Помню, она зашла в мой кабинет, плюхнулась на стул и сказала, что очень надеется, что не заснет прямо здесь, так как большую часть ночи провела без сна, пытаясь прийти в себя после кошмара. Амелия рассказала, что обычно не помнит своих снов, но этот остался в ее памяти.
Но Амелия обратилась к психотерапевту не только из-за кошмаров и бессонницы, была и другая серьезная проблема. Ей был нужен мужчина, и она несколько раз начинала строить отношения, но ни одна попытка не увенчалась успехом.
За несколько сеансов я изучил ее историю, она рассказала мне, что несколько раз была уже близка к смерти — в те времена, когда занималась проституцией. Однако я чувствовал серьезное сопротивлении терапии с ее стороны. Амелия никогда не делилась своими эмоциями. Казалось, что на сознательном уровне страх смерти у нее вовсе отсутствует: наоборот, она работала в хосписах.
Через три месяца терапии ее сон улучшился. Казалось, облегчение ей приносило уже то, что она говорила со мной и в первый раз в жизни смогла поделиться подробностями своей жизни на улице. Сны не исчезли, но Амелия снова запоминала лишь мелкие фрагменты.
Из наших терапевтических отношений стало очевидно, что Амелия боится близости. Она редко смотрела на меня, и я ощущал пропасть между нами. Я уже рассказывал о том, где мои пациенты обычно ставят свою машину.
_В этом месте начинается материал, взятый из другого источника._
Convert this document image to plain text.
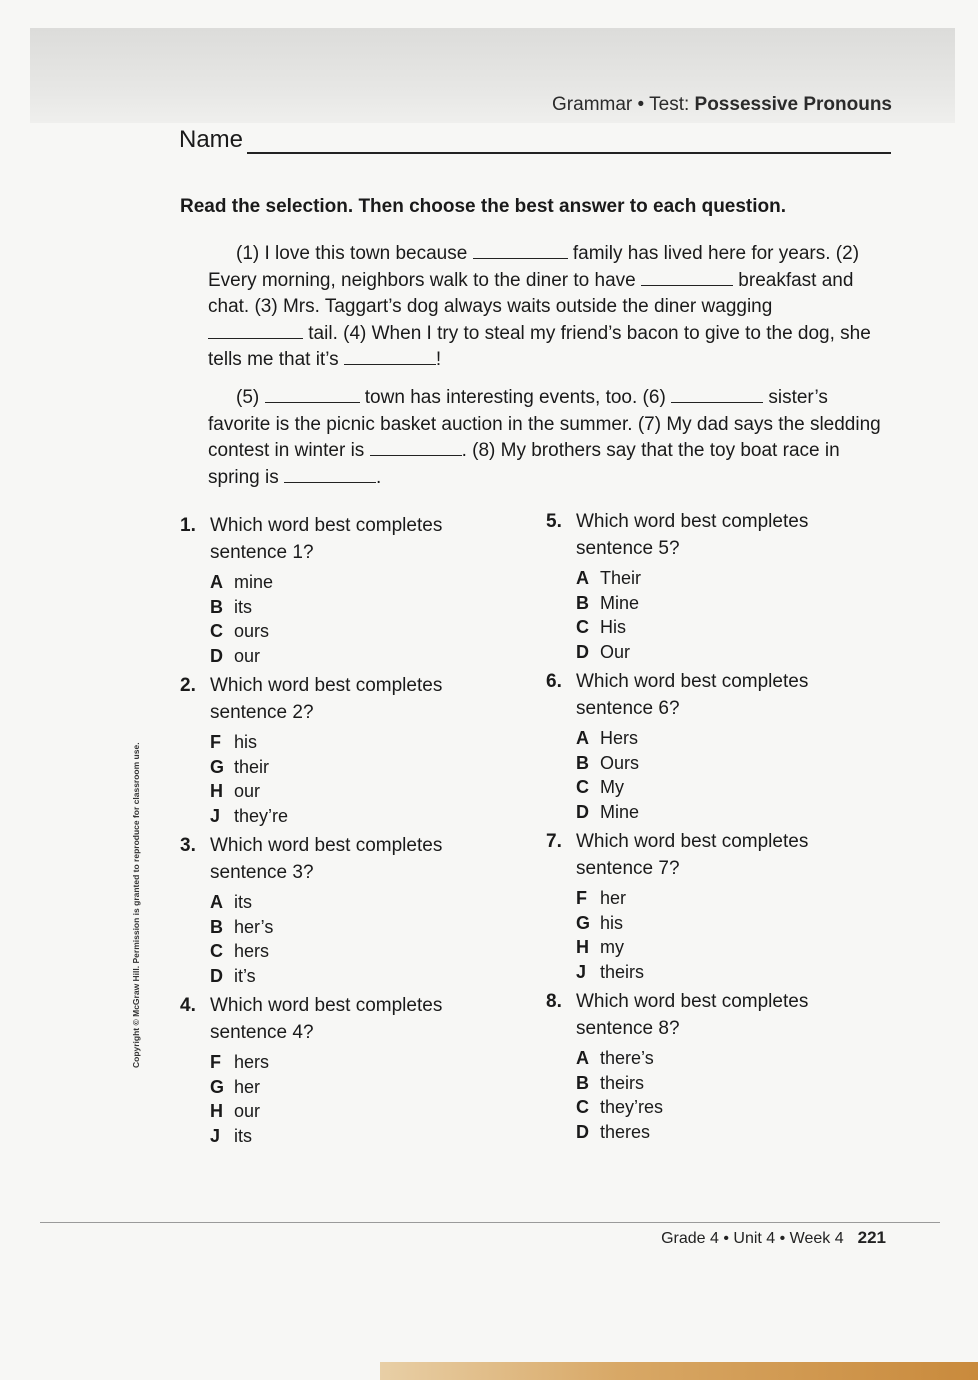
Grammar • Test: Possessive Pronouns
Name
Read the selection. Then choose the best answer to each question.

(1) I love this town because	family has lived here for years. (2) Every morning, neighbors walk to the diner to have	breakfast and chat. (3) Mrs. Taggart’s dog always waits outside the diner wagging
tail. (4) When I try to steal my friend’s bacon to give to the dog, she tells me that it’s	!

(5)	town has interesting events, too. (6)	sister’s favorite is the picnic basket auction in the summer. (7) My dad says the sledding contest in winter is	. (8) My brothers say that the toy boat race in spring is	.

1. Which word best completes sentence 1?
A mine
B its
C ours
D our
2. Which word best completes sentence 2?
F his
G their
H our
J they’re
3. Which word best completes sentence 3?
A its
B her’s
C hers
D it’s
4. Which word best completes sentence 4?
F hers
G her
H our
J its
5. Which word best completes sentence 5?
A Their
B Mine
C His
D Our
6. Which word best completes sentence 6?
A Hers
B Ours
C My
D Mine
7. Which word best completes sentence 7?
F her
G his
H my
J theirs
8. Which word best completes sentence 8?
A there’s
B theirs
C they’res
D theres
Copyright © McGraw Hill. Permission is granted to reproduce for classroom use.
Grade 4 • Unit 4 • Week 4 221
Из всех пациентов Амелия парковалась дальше всех.
Помня урок, который преподал мне Патрик, — что без близких доверительных отношений идеи теряют всякую эффективность, — я решил, что в случае с Амелией сосредоточусь на проблемах установления близости, и уделял особое внимание нашим с ней отношениям. Однако прогресс шел очень медленно, пока на одном из сеансов не произошло знаменательное событие.
Едва Амелия вошла в кабинет, у нее зазвонил мобильный телефон, и она спросила разрешения взять трубку. Амелия быстро договорилась о какой-то встрече, и тон ее был таким сухим и формальным, что я решил, что она разговаривает со своим начальником. Как только она положила трубку, я поинтересовался, кто это, и узнал, что это был вовсе не начальник, а ее приятель, и она договаривалась с ним об ужине.
— Амелия, нельзя же разговаривать со своим бой-френдом так же, как с начальником. Почему бы вам не называть его ласковыми словами? «Солнышко», «милый», «дорогой»?
Она посмотрела на меня так, словно я с луны свалился, и сменила тему, начав рассказывать о своем вчерашнем занятии в группе Анонимных Наркоманов. (Хотя Амелия уже много лет ничего не употребляла, она все еще посещала группы Анонимных Алкоголиков и Анонимных Наркоманов.) Занятие проводилось в районе, очень напоминающем тот квартал Гарлема, где она провела большую часть своей неблагополучной юности. И вот, идя на эту встречу по кварталу, который так и кишел наркотой, Амелия, как всегда, почувствовала странную тоску. Женщина поймала себя на том, что ищет глазами двери или переулки, которые приведут туда, где можно будет переночевать.
— Доктор Ялом, но ведь на самом деле я не хотела бывернуться в ту жизнь.
— Вы до сих пор называете меня «доктор Ялом», а я вас — Амелия, — перебил я ее. — Вот такое несоответствие…
— Я уже говорила вам, дайте мне время. Мне надо лучше узнать вас. Так вот, всякий раз, когда я оказываюсь в злачных районах, я испытывают не только отрицательные чувства. Трудно описать… не знаю… это похоже на… ностальгию.
— На ностальгию? И что вы думаете по этому поводу, Амелия?
— Я сама точно не знаю. Но голос в моей голове постоянно твердит мне: «Я сделала это». Вот что я обычно слышу: «Я это сделала».
— То есть вы говорите себе: «Я исходила ад вдоль и поперек, но все-таки выжила», да?